Other films have used unsavoury-types as the protagonists before (“The Dirty Dozen” and “From Dusk ‘Til Dawn” spring immediately to mind), but it doesn’t work here at all, and the slightly more interesting character played by Jodie Whittaker ends up playing second fiddle to these little “Grange Hill” maggots. In Australia, and especially the suburb I live in, street youths preying upon a young nurse and then turning out to be the heroes, is a bit hard to stomach, due to a certain brutal crime from the 80s over here, to be honest, and it was on my mind at the time.

 

If this film was meant to be comedic too, it’s almost entirely witless. The only laugh in the entire film comes from the sight of one of the boys armed with a machete and riding his scooter...with L plate showing. That was funny. The rest...isn’t, and things don’t even get better when the adults turn up, either. Nick Frost plays one of them, and as usual, he’s playing a seedy, unpleasant, and frankly repugnant-looking bum of a human being. I simply can’t stand the guy, even in the one film he was in that I really liked (“The Boat That Rocked”).
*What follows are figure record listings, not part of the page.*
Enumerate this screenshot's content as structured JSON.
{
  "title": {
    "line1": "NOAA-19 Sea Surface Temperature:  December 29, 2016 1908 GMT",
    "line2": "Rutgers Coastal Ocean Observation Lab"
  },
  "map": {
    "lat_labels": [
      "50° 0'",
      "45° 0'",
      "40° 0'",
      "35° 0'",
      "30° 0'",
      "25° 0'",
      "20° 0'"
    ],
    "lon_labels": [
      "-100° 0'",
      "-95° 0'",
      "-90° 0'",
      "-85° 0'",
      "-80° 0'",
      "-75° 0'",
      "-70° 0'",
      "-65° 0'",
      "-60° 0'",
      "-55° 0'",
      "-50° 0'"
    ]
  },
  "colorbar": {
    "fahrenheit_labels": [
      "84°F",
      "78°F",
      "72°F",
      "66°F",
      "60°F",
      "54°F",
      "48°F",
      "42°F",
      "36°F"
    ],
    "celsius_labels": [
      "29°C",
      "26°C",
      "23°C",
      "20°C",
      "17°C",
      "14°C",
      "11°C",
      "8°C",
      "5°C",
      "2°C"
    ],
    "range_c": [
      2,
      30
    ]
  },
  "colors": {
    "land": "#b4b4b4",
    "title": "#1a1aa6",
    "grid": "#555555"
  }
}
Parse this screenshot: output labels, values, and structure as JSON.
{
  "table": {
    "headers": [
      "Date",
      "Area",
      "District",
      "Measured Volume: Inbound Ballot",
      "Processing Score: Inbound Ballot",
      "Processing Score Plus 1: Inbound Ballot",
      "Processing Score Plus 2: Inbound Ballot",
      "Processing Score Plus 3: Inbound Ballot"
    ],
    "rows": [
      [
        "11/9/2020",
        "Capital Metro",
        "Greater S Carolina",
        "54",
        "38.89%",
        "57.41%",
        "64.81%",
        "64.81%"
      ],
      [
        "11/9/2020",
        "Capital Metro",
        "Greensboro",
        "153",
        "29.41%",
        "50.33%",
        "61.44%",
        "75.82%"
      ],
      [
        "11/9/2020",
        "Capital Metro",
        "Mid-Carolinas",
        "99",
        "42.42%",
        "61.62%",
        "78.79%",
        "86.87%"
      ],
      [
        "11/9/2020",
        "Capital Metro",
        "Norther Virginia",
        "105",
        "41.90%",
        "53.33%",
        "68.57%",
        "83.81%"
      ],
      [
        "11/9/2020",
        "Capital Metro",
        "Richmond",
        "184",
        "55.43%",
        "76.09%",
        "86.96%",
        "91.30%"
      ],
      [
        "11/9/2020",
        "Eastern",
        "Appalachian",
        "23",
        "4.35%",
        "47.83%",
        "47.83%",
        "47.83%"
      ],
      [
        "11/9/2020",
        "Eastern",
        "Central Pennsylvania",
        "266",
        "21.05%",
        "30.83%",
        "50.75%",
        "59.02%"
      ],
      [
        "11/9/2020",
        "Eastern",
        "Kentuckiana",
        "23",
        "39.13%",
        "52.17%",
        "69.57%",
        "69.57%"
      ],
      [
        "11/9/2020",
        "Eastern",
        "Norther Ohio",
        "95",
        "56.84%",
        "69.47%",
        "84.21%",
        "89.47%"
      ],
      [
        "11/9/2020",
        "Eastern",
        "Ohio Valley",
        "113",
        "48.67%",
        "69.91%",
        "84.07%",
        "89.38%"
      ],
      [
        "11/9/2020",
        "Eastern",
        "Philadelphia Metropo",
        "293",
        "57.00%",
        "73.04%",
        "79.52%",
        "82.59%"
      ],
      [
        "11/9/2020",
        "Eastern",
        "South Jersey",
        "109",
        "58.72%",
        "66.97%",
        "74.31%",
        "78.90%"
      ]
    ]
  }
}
I’m no hardcore anti-drug kinda guy, but weed movies rarely make me laugh (“The Big Lebowski” being the exception), and people who smoke weed on a regular basis don’t generally interest me very much.

 

I could credit Cornish for not messing around and getting right to it, but we’re talking about a brit “Boyz ‘N the Hood” meets “Critters”. It hardly seems worth it, and frankly, I wanted the aliens to win in this, and believe me, they sucked too. Cornish deserves praise for obscuring our view of the aliens for a while, when we finally do see them one realises that Cornish was hiding them because they look like cheap Halloween costumes. They look ridiculous, and since neither the protagonists nor antagonists convinced or even interested me, the film was a complete dud for me. Also, once again I have to point out the irritating coloured lighting/filters used for night scenes. At first I thought that maybe it’s just that I don’t go out at night and this is really how things look. But then I noticed that the streets are lit either orange/yellow (like a dodgy urine sample) or blue, and it’s the exact same blue lighting used on the aliens’ faces. Nope, it’s just a stylistic device and it annoys the holy hell out of me. Even worse is the nauseating ‘doof doof’ score that was so bad that I almost wished my neighbours would turn their own obnoxiously loud music up (They were playing the same crap, so it wouldn’t have mattered, I guess).

 

I didn’t much like “Shaun of the Dead”, and this irritating, cheapo flick is even worse, coming from the same producers too. Unlikeable, uninteresting, and unfunny. But apparently I’m in the minority. Strange, innit? Innit?